Dysbiose
von altgriechisch: δυσ- ("dys-") - schlecht; βíος ("bíōs") - Leben
Englisch: dysbiosis
Definition
Als Dysbiose bezeichnet man eine Störung der physiologischen Besiedelung eines Körperkompartiments (z.B. Haut, Darm, Mundhöhle, Vagina) mit Mikroorganismen. Dabei werden im Mikrobiom normale Saprophyten bzw. Kommensalen zugunsten potentiell pathogener Keime verdrängt.
Hintergrund
Dysbiose ist keine eigenständige Erkrankung, sondern ein pathologischer Zustand, der verschiedene Erkrankungen triggern kann. Der normale Besiedelung wird als Eubiose bezeichnet.
Pathophysiologie
Die Dysbiose führt zu einer Störung der mikrobiellen Homöostase mit funktionellen Konsequenzen für das betroffene Kompartiment. Dabei kommt es zu einer verminderten Diversität des Mikrobioms sowie zu einer Reduktion protektiver Mikroorganismen (z.B. Butyrat-produzierender Bakterien) und einer relativen Zunahme potenziell pathogener Keime.

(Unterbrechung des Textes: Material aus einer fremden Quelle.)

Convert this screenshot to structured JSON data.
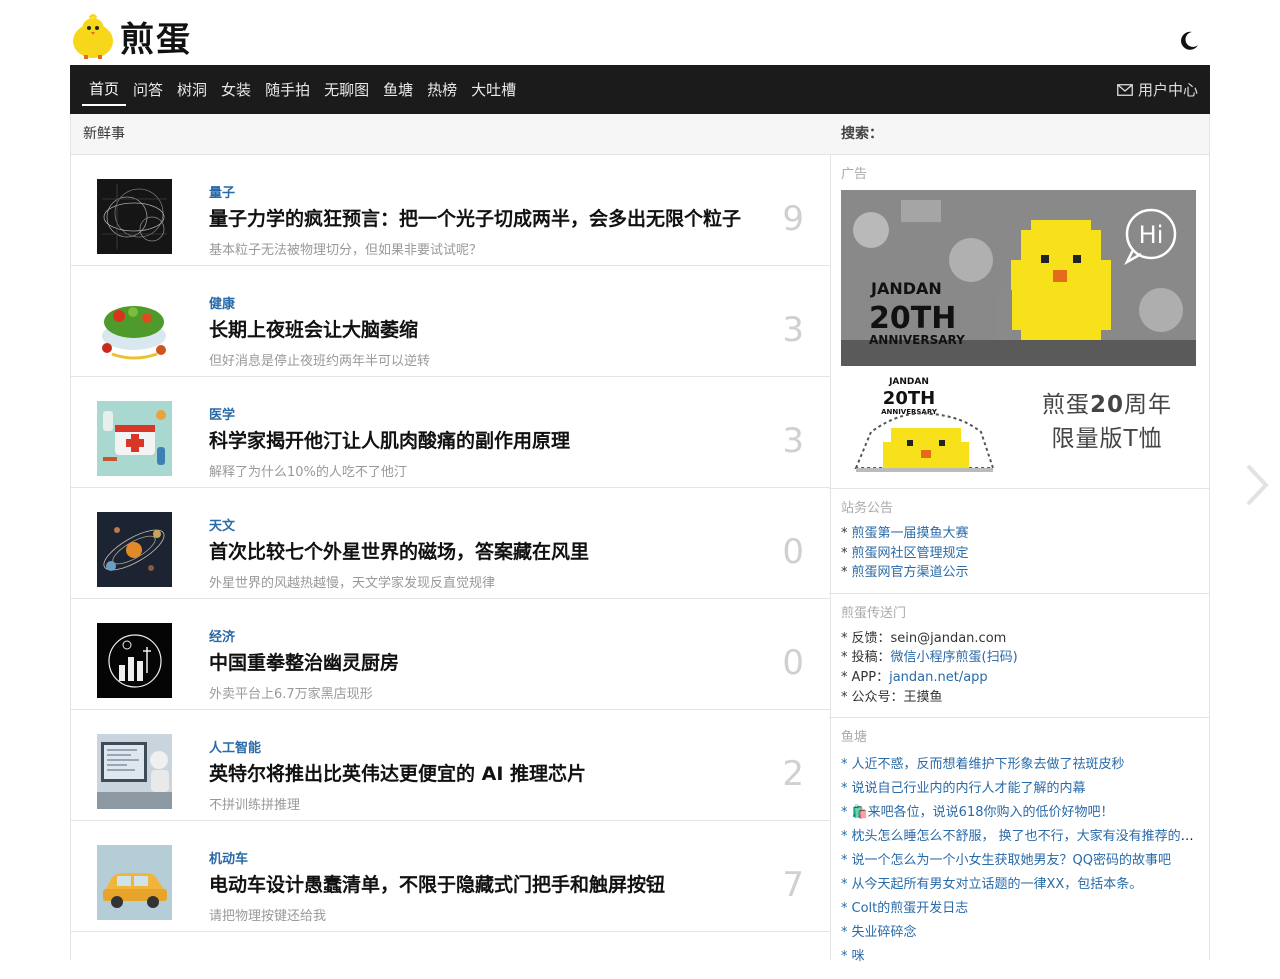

Folgen einer Dysbiose sind u.a. eine Störung der epithelialen Barrierefunktion, eine verminderte Produktion kurzkettiger Fettsäuren (SCFA) sowie die Aktivierung des angeborenen Immunsystems mit dem Effekt einer chronischen niedriggradigen Entzündung. In der Folge kommt es zu einem Verlust der Kolonisationsresistenz mit Überwucherung durch pathogene Keime (z.B. Clostridioides difficile).
Ursachen
Zu den häufigsten Auslösern einer Dysbiose zählen:
- Antibiotikatherapie
- Fehlernährung (ballaststoffarm, fettreich, zuckerreich)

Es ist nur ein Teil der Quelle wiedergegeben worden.